Le PSG ? On en a parlé avec Tuchel mais il n'y a jamais eu d'offre concrète.

Vous partez où ? Thomas Tuchel votre compatriote vient d'être nommé au PSG. Il dit qu'il arrive avec son staff. En faites-vous partie ?

- Non. La rumeur était fondé car on se connait depuis toujours Thomas et moi. On a passé nos diplômes et on fait un peu le même parcours même s'il est un peu plus jeune. Le PSG ? Oui, on en a parlé ensemble. J'adore le PSG, mais il n'y a jamais eu d'offre concrète. Je ne vais pas être adjoint.

On vous a annoncé à Nice, à Lens ?

- Il y a eu des pistes, c'est vrai, mais je ne resterai pas en France. Il y a eu aussi des pistes en Belgique. Mais on va officialiser ce mardi. Ça va être l'étranger.

C'est un secret de polichinelle. Saint-Gall en Suisse sera votre prochaine destination à 99,9%. Vous ne vouliez pas rester en France ?
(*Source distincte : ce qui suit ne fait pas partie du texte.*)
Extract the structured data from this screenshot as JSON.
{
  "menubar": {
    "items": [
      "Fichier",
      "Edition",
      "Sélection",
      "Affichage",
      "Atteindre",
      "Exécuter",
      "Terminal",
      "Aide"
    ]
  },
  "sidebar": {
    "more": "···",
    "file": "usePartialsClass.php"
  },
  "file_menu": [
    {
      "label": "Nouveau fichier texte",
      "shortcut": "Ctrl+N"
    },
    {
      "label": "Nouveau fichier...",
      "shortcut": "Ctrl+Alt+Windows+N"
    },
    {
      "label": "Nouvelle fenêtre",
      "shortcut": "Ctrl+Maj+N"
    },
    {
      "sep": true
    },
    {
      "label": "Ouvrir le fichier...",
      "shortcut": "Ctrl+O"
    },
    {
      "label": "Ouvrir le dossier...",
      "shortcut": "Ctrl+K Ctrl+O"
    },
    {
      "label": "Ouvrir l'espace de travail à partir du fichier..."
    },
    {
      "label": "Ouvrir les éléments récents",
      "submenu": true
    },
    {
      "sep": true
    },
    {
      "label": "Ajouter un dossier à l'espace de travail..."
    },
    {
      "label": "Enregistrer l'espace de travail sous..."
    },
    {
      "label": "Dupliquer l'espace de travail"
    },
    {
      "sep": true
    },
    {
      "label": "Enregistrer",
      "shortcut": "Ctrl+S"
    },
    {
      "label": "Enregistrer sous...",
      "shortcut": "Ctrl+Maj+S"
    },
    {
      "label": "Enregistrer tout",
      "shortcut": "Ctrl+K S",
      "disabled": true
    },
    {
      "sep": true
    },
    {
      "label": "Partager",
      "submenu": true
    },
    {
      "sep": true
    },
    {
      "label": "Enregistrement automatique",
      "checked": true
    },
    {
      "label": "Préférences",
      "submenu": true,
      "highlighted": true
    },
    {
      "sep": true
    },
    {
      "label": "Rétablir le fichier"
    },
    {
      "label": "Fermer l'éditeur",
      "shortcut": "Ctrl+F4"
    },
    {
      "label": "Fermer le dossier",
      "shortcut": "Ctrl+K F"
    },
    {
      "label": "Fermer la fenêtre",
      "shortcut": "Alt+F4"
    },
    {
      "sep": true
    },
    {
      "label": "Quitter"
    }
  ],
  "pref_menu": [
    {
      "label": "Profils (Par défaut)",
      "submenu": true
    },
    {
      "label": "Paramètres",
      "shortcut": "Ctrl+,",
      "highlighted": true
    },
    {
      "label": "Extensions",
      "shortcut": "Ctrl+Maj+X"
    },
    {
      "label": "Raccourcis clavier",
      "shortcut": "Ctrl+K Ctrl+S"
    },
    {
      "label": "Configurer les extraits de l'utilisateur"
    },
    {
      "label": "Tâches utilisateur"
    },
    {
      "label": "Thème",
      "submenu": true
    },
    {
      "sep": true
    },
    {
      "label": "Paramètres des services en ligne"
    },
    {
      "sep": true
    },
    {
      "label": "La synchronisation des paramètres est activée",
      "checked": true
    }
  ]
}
- La France, c'est le pays que j'adore. J'ai été prof de français. J'aimerais revenir un jour en France mais pas seulement pour les vacances. Aussi pour travailler. Je suis encore jeune pour le métier. La France reste pour moi un grand pays, un pays que j'aime.

Aller en Suisse, c'est un tremplin pour aller plus haut. En Bundesliga par exemple ?

- Je ne vois pas les choses comme ça. Quand j'arrive dans un club, j'essaie de m'identifier à 100% et vivre le présent. Mais je n'aime pas dire qu'un club est un tremplin pour un autre.